Why was food so cheap during the Great Depression? ›

Many farmers not destroyed by the Dust Bowl and the inability to produce anything found that they suffered by falling prices and producing too much. No one could afford their products, and the decreasing demand only continued to lower prices so that even trying to sell was unprofitable.

What was the only way people could get food during the Great Depression? ›

Not only was access to food limited by rationing, many people had to turn to soup kitchens, which are places where people can go and get a free meal, or food stamps, which are booklets of stamps that could be used to buy food, cleaning supplies, and other necessities, to get enough food to feed their families.

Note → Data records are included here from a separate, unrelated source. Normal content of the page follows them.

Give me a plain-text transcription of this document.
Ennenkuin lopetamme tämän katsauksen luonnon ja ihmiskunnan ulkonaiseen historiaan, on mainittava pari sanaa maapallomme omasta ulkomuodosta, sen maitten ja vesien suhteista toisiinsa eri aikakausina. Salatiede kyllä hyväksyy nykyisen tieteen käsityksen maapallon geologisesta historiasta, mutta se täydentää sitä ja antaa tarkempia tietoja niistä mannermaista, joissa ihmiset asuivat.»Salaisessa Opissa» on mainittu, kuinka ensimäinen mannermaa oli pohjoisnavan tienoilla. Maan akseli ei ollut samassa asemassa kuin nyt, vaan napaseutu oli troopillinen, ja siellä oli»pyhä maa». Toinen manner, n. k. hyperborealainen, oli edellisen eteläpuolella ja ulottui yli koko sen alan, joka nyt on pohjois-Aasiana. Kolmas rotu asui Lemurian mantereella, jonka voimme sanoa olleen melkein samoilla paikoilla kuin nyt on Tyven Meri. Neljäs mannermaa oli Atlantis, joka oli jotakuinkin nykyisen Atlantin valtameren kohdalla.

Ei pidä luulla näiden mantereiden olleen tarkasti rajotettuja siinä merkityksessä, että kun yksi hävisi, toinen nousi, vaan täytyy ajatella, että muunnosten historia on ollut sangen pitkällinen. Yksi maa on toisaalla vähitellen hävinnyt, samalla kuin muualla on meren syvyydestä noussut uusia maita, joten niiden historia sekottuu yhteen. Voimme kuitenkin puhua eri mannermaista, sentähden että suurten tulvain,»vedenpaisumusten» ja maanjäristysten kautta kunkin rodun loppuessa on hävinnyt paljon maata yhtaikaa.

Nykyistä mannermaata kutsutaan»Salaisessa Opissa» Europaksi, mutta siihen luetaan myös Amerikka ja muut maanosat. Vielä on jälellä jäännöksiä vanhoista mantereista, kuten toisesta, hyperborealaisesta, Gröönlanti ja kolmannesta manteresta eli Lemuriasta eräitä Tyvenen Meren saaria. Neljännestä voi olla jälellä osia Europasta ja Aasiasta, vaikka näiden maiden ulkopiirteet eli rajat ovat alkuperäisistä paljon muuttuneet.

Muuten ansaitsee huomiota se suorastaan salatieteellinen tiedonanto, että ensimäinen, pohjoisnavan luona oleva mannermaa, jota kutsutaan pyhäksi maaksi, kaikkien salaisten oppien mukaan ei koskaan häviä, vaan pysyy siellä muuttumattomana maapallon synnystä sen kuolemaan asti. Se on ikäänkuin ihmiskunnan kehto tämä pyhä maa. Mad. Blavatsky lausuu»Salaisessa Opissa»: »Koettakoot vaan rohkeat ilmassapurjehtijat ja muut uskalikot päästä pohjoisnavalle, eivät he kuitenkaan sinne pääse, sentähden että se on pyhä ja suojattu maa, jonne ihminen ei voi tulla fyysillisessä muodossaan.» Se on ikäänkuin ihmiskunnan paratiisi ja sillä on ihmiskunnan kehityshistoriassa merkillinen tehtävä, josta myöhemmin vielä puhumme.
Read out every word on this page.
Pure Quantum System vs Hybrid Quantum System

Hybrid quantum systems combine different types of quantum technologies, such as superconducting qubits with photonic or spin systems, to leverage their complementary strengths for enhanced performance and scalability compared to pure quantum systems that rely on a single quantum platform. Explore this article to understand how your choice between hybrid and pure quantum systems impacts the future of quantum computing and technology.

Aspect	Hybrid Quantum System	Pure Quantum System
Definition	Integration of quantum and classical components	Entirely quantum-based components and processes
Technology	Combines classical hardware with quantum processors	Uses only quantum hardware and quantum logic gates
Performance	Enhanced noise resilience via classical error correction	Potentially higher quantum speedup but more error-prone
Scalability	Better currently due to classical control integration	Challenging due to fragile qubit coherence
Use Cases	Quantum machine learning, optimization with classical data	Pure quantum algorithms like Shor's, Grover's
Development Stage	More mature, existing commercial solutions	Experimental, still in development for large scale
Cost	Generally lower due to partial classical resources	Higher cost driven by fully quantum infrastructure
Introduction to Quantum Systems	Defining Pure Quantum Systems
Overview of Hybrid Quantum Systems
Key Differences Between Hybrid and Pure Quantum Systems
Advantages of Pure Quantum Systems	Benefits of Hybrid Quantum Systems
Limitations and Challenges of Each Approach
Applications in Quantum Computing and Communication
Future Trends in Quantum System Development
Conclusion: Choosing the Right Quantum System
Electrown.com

Were things cheaper during the Great Depression? ›

We had serious deflation in the Great Depression. The consumer price level fell by 25%; wholesale prices fell by 33%.

How did the Great Depression affect the price of food? ›

In the early 1930s prices dropped so low that many farmers went bankrupt and lost their farms. In some cases, the price of a bushel of corn fell to just eight or ten cents. Some farm families began burning corn rather than coal in their stoves because corn was cheaper.